# Free Expansion - Ideal Gas vs Real Gas

By free expansion, I am referring to gas kept in a piston-cylinder arrangement freely allowed to expand against vacuum.

It is clear to me that free expansion is an irreversible process because if it were not then it could get compressed as well at equilibrium, but we know it doesn't as it would be violating the 2nd law of thermodynamics.

I know that all the parameters work 'W', Change in Internal Energy '∆U', and Heat transfer '∆Q' would all be zero in the case of an ideal gas.

But, what I want to know is how will all the parameters vary if gas is real?

Also, I wanted to ask whether the answer will change if the surface between the piston and cylinder is not frictionless?
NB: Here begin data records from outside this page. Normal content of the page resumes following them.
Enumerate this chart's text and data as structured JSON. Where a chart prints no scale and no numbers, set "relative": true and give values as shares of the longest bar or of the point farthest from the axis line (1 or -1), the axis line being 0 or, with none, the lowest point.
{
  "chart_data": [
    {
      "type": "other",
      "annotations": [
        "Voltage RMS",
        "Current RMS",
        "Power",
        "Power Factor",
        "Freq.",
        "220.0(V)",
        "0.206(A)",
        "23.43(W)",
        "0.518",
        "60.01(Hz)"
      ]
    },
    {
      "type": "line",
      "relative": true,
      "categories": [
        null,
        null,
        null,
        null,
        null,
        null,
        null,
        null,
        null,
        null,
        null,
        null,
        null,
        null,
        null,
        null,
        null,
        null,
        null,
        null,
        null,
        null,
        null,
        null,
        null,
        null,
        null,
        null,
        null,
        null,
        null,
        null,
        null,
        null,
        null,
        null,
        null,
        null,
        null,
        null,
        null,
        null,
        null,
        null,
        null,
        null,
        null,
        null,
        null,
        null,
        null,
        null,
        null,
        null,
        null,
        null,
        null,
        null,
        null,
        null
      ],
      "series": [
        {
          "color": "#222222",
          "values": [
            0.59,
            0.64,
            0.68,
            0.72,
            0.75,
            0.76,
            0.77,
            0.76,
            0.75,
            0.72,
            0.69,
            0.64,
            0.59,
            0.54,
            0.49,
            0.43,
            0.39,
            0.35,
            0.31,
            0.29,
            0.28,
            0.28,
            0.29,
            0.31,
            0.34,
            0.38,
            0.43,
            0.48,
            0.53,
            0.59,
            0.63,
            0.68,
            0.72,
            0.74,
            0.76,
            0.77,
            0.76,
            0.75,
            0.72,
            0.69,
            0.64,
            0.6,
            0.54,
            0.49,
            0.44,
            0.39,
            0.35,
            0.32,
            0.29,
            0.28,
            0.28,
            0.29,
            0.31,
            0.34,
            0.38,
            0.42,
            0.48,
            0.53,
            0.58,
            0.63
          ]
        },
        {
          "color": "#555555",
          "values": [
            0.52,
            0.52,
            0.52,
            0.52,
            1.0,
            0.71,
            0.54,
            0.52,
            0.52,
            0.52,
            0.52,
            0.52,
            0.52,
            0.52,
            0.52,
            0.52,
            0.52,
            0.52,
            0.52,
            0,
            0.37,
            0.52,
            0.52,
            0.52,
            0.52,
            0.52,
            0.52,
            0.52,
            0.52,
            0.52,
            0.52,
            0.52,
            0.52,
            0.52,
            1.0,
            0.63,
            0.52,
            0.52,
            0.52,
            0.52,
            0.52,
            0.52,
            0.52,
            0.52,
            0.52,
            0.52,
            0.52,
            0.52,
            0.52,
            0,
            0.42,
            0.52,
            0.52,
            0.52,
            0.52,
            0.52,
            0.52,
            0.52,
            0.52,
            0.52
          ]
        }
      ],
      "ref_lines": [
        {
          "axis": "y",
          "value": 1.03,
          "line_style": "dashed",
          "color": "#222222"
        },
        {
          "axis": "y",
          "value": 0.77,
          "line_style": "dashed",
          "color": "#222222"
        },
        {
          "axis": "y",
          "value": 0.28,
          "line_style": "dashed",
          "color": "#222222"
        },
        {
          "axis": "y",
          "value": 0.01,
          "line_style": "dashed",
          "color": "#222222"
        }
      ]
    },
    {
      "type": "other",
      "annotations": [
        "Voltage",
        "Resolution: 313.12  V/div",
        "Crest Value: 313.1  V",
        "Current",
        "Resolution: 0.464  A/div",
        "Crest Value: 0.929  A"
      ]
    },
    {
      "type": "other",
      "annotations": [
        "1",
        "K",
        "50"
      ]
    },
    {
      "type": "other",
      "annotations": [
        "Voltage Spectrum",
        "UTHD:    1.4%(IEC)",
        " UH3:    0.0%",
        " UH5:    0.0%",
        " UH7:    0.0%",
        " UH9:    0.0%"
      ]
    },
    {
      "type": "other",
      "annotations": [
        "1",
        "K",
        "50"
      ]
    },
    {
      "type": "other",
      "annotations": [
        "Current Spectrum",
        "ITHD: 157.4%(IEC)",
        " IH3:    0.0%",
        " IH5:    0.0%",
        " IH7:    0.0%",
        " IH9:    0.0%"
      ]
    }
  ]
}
• This is a duplicate of the same question that has been answered in Physicsstackexchange. Jan 15 at 18:09
• I asked it here as well because there are only few people who are active both on Chem and Physics SE. Jan 16 at 6:24
• Also, I wanted to see both viewpoints from chemistry and physics as thermodynamics is one topic that is common to both to a large extent. Jan 16 at 6:26
• I read the wikipedia article. But I think my problem pertains more to Joule Expansion. Jan 16 at 11:06
• Joule expansion and J.-T, effect are about the same phenomena. The system with a piston with friction will be like an irreversible adiabatic expansion Delta U = -W, So all gases would cool down, unless friction was really tiny.. BTW, put the elaboration info rather to the question. Jan 16 at 11:26

For a real gas, the internal energy varies with both temperature and molar volume. The variation is described by the equation: $$\mathrm dU=C_V\,\mathrm dT-\left[P-T\left(\frac{\partial P}{\partial T}\right)_V\right]\mathrm dV,$$ where $$U$$ is the internal energy per mole and $$V$$ is the molar volume. This means that, unless the equation of state is such that pressure is directly proportional to temperature at constant molar volume (like an ideal gas), the internal energy will depend on molar volume.